北安の街を離れて汽車で南下した、しかし、その汽車は満人の暴徒による略奪の連続でした。一週間程かかって、やっと新京に着きました。
新京駅前の広場で何時間も過ごし、皆疲れに疲れていました。前進の号令がかかり、私達疲れはてた、避難民の群れは、長い長い行列を作って、1時間ほど歩いた時元日本人小学校に着きました。
ここで当分過ごすのだと伝達があり、私達は各教室を割り当てられ落ち着きました。
でも、毛布を持っている人は僅か、食料も無い、そして、ソ連軍から、ロシアパンとスープの配給を受けて、一週間程パンのみの配給が続きました。ボクがパンのみみを上手に貰ってきたのが助かったそうです。塩汁に付けて膨らまして食べたのです。
昌子が病気になりました、高熱が何日も続きました、子供達が沢山病気になりました。
ハシカが原因の余病によるものでした、残り少ないお金で、子供達に食べさせました。
特にボクが北安で時計の修理で稼いだソ連軍の軍票が役にたちました、何処の店でも通用しました。
10月16日昼昌子が息を引き取り ました。 力つきたように、目を見開き、こっく んと首をうなだれたのが死でした。 昌子はほぼ5年の寿命でした。 昌子は日本人でありながら日本の土を踏むことはありませんでした。満州国人で終わりました。
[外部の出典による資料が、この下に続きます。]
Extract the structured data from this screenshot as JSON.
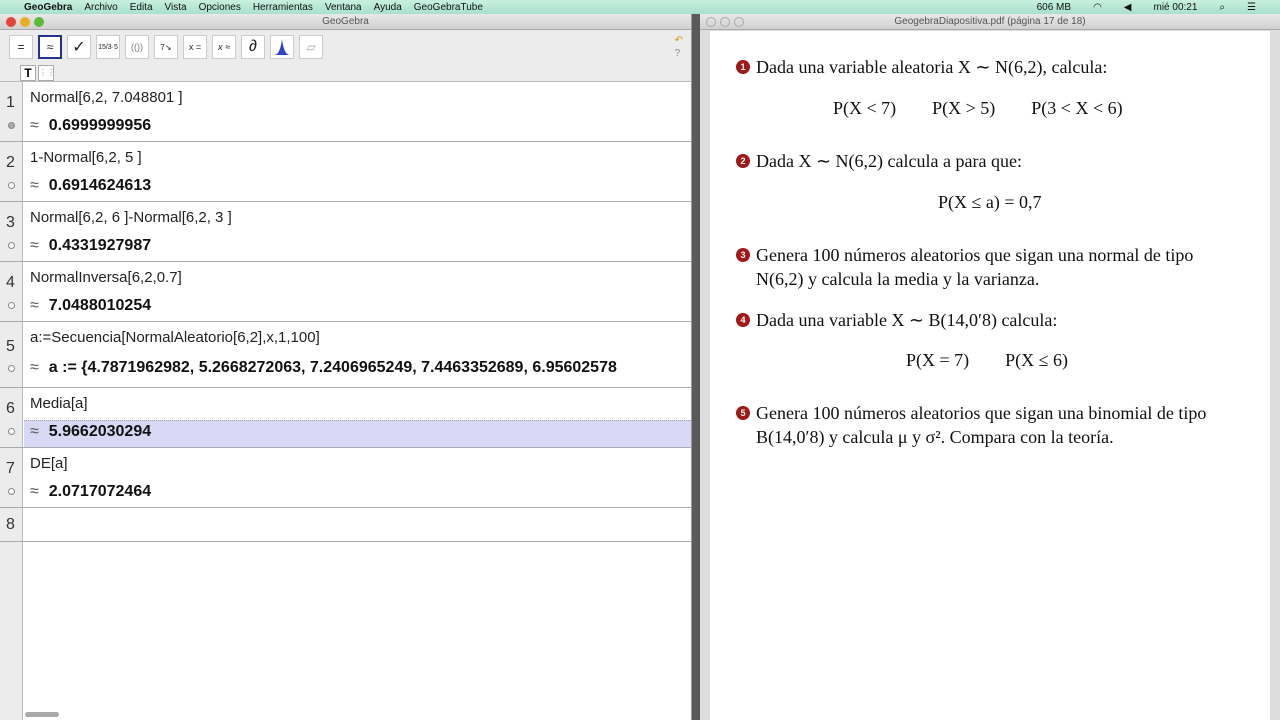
{
  "menubar": {
    "app": "GeoGebra",
    "items": [
      "Archivo",
      "Edita",
      "Vista",
      "Opciones",
      "Herramientas",
      "Ventana",
      "Ayuda",
      "GeoGebraTube"
    ],
    "memory": "606 MB",
    "clock": "mié 00:21"
  },
  "geogebra": {
    "title": "GeoGebra",
    "toolbar": [
      "=",
      "≈",
      "✓",
      "15/3·5",
      "(())",
      "7↘",
      "x =",
      "x ≈",
      "∂",
      "normal",
      "eraser"
    ],
    "stylebar": [
      "T",
      "⋮⋮"
    ],
    "rows": [
      {
        "n": "1",
        "input": "Normal[6,2, 7.048801 ]",
        "output": "0.6999999956"
      },
      {
        "n": "2",
        "input": "1-Normal[6,2, 5 ]",
        "output": "0.6914624613"
      },
      {
        "n": "3",
        "input": "Normal[6,2, 6 ]-Normal[6,2, 3 ]",
        "output": "0.4331927987"
      },
      {
        "n": "4",
        "input": "NormalInversa[6,2,0.7]",
        "output": "7.0488010254"
      },
      {
        "n": "5",
        "input": "a:=Secuencia[NormalAleatorio[6,2],x,1,100]",
        "output": "a := {4.7871962982, 5.2668272063, 7.2406965249, 7.4463352689, 6.95602578"
      },
      {
        "n": "6",
        "input": "Media[a]",
        "output": "5.9662030294"
      },
      {
        "n": "7",
        "input": "DE[a]",
        "output": "2.0717072464"
      },
      {
        "n": "8",
        "input": "",
        "output": ""
      }
    ],
    "approx": "≈"
  },
  "pdf": {
    "title": "GeogebraDiapositiva.pdf (página 17 de 18)",
    "items": [
      {
        "n": "1",
        "text": "Dada una variable aleatoria X ∼ N(6,2), calcula:",
        "eq": "P(X < 7)        P(X > 5)        P(3 < X < 6)"
      },
      {
        "n": "2",
        "text": "Dada X ∼ N(6,2) calcula a para que:",
        "eq": "P(X ≤ a) = 0,7"
      },
      {
        "n": "3",
        "text": "Genera 100 números aleatorios que sigan una normal de tipo N(6,2) y calcula la media y la varianza."
      },
      {
        "n": "4",
        "text": "Dada una variable X ∼ B(14,0′8) calcula:",
        "eq": "P(X = 7)        P(X ≤ 6)"
      },
      {
        "n": "5",
        "text": "Genera 100 números aleatorios que sigan una binomial de tipo B(14,0′8) y calcula μ y σ². Compara con la teoría."
      }
    ]
  }
}
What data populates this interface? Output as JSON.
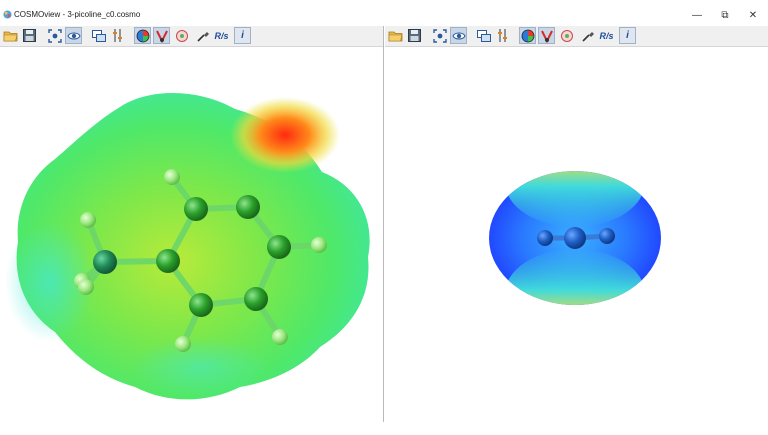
{
  "window": {
    "title": "COSMOview - 3-picoline_c0.cosmo",
    "controls": {
      "minimize": "—",
      "restore": "⧉",
      "close": "✕"
    }
  },
  "toolbar_items": [
    {
      "name": "open-folder-icon"
    },
    {
      "name": "save-icon"
    },
    {
      "name": "fit-view-icon"
    },
    {
      "name": "eye-view-icon",
      "active": true
    },
    {
      "name": "window-layout-icon"
    },
    {
      "name": "settings-tuning-icon"
    },
    {
      "name": "sigma-surface-icon",
      "active": true
    },
    {
      "name": "charge-color-icon",
      "active": true
    },
    {
      "name": "segment-surface-icon"
    },
    {
      "name": "pipette-icon"
    },
    {
      "name": "rs-label-icon",
      "text": "R/s"
    },
    {
      "name": "info-icon",
      "text": "i"
    }
  ],
  "panes": [
    {
      "name": "3-picoline molecule view"
    },
    {
      "name": "solvent molecule view"
    }
  ],
  "colors": {
    "surface_green": "#4ee86a",
    "surface_yellow": "#d8e83c",
    "surface_red": "#ff2a10",
    "surface_cyan": "#42e8d8",
    "surface_blue": "#1f4cff",
    "atom_green": "#2aa02a"
  }
}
次男の清介が学校へ入学する前の年でした、清介に読み書き等を教えていると、側に来て何時も、兄の清介よりも先に理解してしまっていました。また、おちゃめで、目のくりっとした、頭がとても良い、とってもかわいい子でした。
わが子の死はとても、悲しいものですが、当時、ボクはどんな悲しみかたをしたか記憶にはありません。今も時々、最近の出来事のように、思い出します。女の子だったのか、父は特に可愛がっていました。
今生きていれば、還暦をすぎ、孫も居ることでしょう。
私達の集団では最初の犠牲者かもしれませんでした。そのあと、子供達が次々に死んでゆきました。
死んだ昌子は父が背中に背負って、新京の南湖を取り巻いている石畳の道路の南湖の南側の小高い丘の上に埋葬し、小さな土饅頭となりました。 周囲には沢山の土饅頭が赤い夕陽に照らされて傾いた墓標が淋しそうにうなだれていました。 火葬にする余裕はなく土葬にしました。ただ、爪と髪の毛は、日本へ持ち帰り法名も付けて法要を営みました。